Возникла оживленная атмосфера. Те, кто купался, не жаждали выходить из воды и переезжать под другой зонтик, но маленькие и взрослые члены неаполитанского семейства взялись за дело с таким энтузиазмом, что в конце концов почти все едва ли не с охотой уступили им свое место.

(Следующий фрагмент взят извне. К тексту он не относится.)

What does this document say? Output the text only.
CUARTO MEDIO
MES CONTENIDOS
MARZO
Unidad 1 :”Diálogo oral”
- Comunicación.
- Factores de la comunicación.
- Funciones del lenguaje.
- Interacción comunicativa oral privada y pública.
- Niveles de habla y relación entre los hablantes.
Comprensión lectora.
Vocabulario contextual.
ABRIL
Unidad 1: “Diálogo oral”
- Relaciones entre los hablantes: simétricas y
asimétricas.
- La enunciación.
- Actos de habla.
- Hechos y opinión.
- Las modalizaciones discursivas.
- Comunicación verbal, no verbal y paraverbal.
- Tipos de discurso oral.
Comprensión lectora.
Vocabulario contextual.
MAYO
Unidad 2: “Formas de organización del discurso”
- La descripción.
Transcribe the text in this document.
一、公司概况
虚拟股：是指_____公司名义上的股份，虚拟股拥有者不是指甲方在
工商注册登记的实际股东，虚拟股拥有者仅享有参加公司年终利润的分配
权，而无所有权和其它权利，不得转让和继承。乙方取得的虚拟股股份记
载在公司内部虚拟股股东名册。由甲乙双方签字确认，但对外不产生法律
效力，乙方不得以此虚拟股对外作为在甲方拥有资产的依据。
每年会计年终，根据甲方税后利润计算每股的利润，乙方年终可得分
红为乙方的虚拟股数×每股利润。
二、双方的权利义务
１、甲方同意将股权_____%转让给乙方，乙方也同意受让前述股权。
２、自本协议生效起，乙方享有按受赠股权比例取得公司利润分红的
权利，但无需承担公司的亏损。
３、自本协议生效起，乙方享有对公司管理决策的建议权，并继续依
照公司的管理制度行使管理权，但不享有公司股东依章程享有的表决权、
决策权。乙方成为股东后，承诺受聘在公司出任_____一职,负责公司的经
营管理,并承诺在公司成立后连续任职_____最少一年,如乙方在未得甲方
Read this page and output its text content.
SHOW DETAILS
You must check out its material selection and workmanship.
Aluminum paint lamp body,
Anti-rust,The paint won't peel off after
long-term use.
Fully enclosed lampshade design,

Я открыла книгу, но мне не давали читать неприятные смешанные чувства, обострявшие восприятие звуков, цветов, запахов. Эти люди определенно раздражали меня. Я родилась и выросла в похожей среде, мои дяди, двоюродные братья и сестры, мой отец были такими же: они давили на вас своей сердечностью и радушием. Держались церемонно, были не в меру общительны, но любая их просьба звучала словно приказ, слегка смягченный притворным добродушием; если же они считали нужным, то не чурались грубых оскорблений и жестокости. Мать стыдилась плебейской натуры отца и его родственников, хотела отличаться от них и, живя в их мире, пыталась играть роль хорошо одетой благонравной синьоры. Но при первой же ссоре маска с нее слетала и она начинала вести себя ничем не лучше остальных – говорить на том же языке, проявлять такую же жестокость. Я наблюдала за ней с удивлением и разочарованием, обещала себе стать другой, но не такой другой, как она, а другой по-настоящему, и доказать ей, что надо было не пугать нас этими “вы никогда меня больше не увидите”, а или вправду измениться – или вправду не вернуться домой, бросив нас и уйдя навсегда. Как я страдала из-за нее и из-за себя самой, как мне было стыдно, что меня выносила и родила эта вечно недовольная особа! Подобные мысли среди поднявшейся на пляже кутерьмы усилили мое раздражение, поведение этих людей приводило меня в бешенство с легкой примесью тревоги.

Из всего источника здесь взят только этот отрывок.